10. Şahsi öneminiz ne olursa olsun verilen getir götür questi
Sen dünyayı mı kurtarıyorsun? Seçilmiş olan mısın? Evrenin kaderi sana mı bağlı? Yaptığın her neyse büyük bir aciliyeti mi var? Herkesin hayatını kurtarmak için mi savaşıyorsun? Okey, şimdi şu paketi alıp benim iki kasaba ötedeki kuzenim Larric’e götürebilir misin? Süpersin. Tamam.
11. İçinde örümcekleden başka bir şey olmayan mağara bölümü
İlk düşman haşarattır, haşaratın türü değişir, ama şu klişe sittin sene de geçse değişmez. İlla ki oyunun bir noktasında, içinde örümceklerden başka bir şey olmayan bir mağaraya gireriz. Alakalı olmasa da gireriz. O dakikaya kadar hiç örümcek görmemiş olsak da gireriz. Hep de size ağ atıp, “stun” falan ederler bir süre. Son, boss örümceğin de illa ki düşürdüğü örümcek temalı süper bir eşya vardır. Biraz canlanın artık RYO yapımcıları, biraz çizginin dışında düşünün. Fütüristik oyun yapıyorsunuz, yine örümcekli mağara!
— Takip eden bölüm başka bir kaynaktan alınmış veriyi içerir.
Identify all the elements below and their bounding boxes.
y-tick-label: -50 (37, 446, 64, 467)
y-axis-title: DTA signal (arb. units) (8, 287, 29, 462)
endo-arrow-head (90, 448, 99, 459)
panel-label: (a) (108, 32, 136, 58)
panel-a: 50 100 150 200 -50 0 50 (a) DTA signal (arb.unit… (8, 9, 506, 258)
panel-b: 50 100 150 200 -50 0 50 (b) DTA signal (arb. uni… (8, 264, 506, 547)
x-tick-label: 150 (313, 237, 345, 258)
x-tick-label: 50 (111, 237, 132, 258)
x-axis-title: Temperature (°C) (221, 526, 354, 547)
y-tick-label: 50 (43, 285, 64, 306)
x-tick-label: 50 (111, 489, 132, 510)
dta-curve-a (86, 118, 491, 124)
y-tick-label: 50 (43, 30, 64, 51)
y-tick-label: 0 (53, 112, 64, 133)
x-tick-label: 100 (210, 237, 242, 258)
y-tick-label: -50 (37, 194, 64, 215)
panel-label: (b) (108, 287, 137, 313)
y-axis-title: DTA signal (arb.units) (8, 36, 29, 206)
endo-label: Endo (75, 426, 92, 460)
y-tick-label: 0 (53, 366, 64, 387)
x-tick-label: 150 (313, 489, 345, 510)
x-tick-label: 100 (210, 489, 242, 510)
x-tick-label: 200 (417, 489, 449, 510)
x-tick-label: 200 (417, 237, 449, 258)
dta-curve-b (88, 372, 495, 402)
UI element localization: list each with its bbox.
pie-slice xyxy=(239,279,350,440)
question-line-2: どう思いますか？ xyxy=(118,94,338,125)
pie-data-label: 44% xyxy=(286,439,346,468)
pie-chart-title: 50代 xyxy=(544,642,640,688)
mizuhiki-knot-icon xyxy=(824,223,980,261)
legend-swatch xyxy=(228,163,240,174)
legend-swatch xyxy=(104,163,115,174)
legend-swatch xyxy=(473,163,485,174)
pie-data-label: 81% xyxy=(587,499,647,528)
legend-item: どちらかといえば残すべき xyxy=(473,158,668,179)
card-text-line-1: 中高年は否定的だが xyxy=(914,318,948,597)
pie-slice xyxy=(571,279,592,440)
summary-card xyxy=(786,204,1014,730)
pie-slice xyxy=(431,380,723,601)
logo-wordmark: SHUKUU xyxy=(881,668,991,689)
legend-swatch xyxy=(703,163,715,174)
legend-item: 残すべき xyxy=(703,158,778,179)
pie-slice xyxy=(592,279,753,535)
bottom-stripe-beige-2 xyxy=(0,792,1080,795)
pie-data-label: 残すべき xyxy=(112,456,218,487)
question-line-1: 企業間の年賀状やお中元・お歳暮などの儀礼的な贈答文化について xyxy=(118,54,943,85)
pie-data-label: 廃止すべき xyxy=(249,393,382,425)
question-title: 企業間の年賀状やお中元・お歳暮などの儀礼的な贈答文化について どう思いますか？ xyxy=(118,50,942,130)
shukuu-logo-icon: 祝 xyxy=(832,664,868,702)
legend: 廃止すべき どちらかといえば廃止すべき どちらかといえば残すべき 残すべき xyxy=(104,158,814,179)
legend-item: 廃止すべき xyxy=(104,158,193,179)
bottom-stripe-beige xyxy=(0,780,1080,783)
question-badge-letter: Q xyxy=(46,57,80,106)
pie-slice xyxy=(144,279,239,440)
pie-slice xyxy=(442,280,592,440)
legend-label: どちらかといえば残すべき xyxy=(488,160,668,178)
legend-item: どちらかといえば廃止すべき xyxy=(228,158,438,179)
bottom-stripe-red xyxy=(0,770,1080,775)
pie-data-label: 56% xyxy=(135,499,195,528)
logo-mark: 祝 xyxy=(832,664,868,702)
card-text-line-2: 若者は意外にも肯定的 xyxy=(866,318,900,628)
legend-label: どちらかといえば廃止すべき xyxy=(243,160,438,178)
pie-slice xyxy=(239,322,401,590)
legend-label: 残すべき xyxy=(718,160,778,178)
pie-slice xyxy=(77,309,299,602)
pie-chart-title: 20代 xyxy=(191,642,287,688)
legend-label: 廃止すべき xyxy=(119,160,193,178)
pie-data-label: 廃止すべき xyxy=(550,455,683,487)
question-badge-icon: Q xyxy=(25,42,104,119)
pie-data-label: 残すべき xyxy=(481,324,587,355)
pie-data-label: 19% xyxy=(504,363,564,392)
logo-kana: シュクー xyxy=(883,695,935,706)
12. Kıyamet seviyesine yükselmiş bir tehlike
Batılı RYO oyunlarında hiçbir tehlike “ya abi, bi sorun var, çözebilir misin?” seviyesinde olmaz. Hatta “yardımına çok acil ihtiyacım var!” seviyesinde de olmaz. Batılı RYO’larda tehlikenin seviyesi hep “Kıyamet geliyor, dünya başımıza yıkılacak, tek çare sensin sessiz kahraman!” civarındadır. Yukarı çıkar, aşağıya inmez. Ya bir “undead” vebası yayılmaktadır, ya cehennemin kapıları açılmıştır, ya yıllardır görülmeyen kadim bir yaratık tekrar savaş alanlarına dönmüştür, ya da bilim kurguları konuşuyorsak, daha önce eşi benzeri görülmemiş bir kitle kıyım silahı icat edilmiştir. Bir tane de RYO yapın da sakin sakin oynayalım be…
13. Boss’u katiyen tek bir dövüşte yenememek, ya rövanşa ant içmek, ya da iki kısımda dövüşmek
Tabii tehlike demişken… Bir tane, öldürdük mü tüm sorunun çözüleceği bir boss vardır. İlla ki vardır. O bossla oyunun başında bir kere kapışırsınız. Niye mi? Çünkü iki sonuç çıkar o ilk kapışmadan. Ya yenilirsiniz, sonra güçlenip rövanşı almaya ant içersiniz, ya da kıl payı yenmeyi kaçırırsınız; o andı düşmanınız içer. Tabii sonda kazanan hep siz olursunuz, ama o ilk karşılaşmanın yankıları son savaşta hep duyulur. Ya düşmanınız, ya siz, “Artık daha güçlüyüm” minvali bir laf edersiniz; ya da birisi illa “Bu sefer elimden kaçamayacaksın!” der…. O da mı olmadı? Eğer boss ile tek bir dövüş yaşıyorsanız, illa ki daha güçlü bir formu vardır, onu da sonda gösterir. Bu da yıllardır hiç değişmez.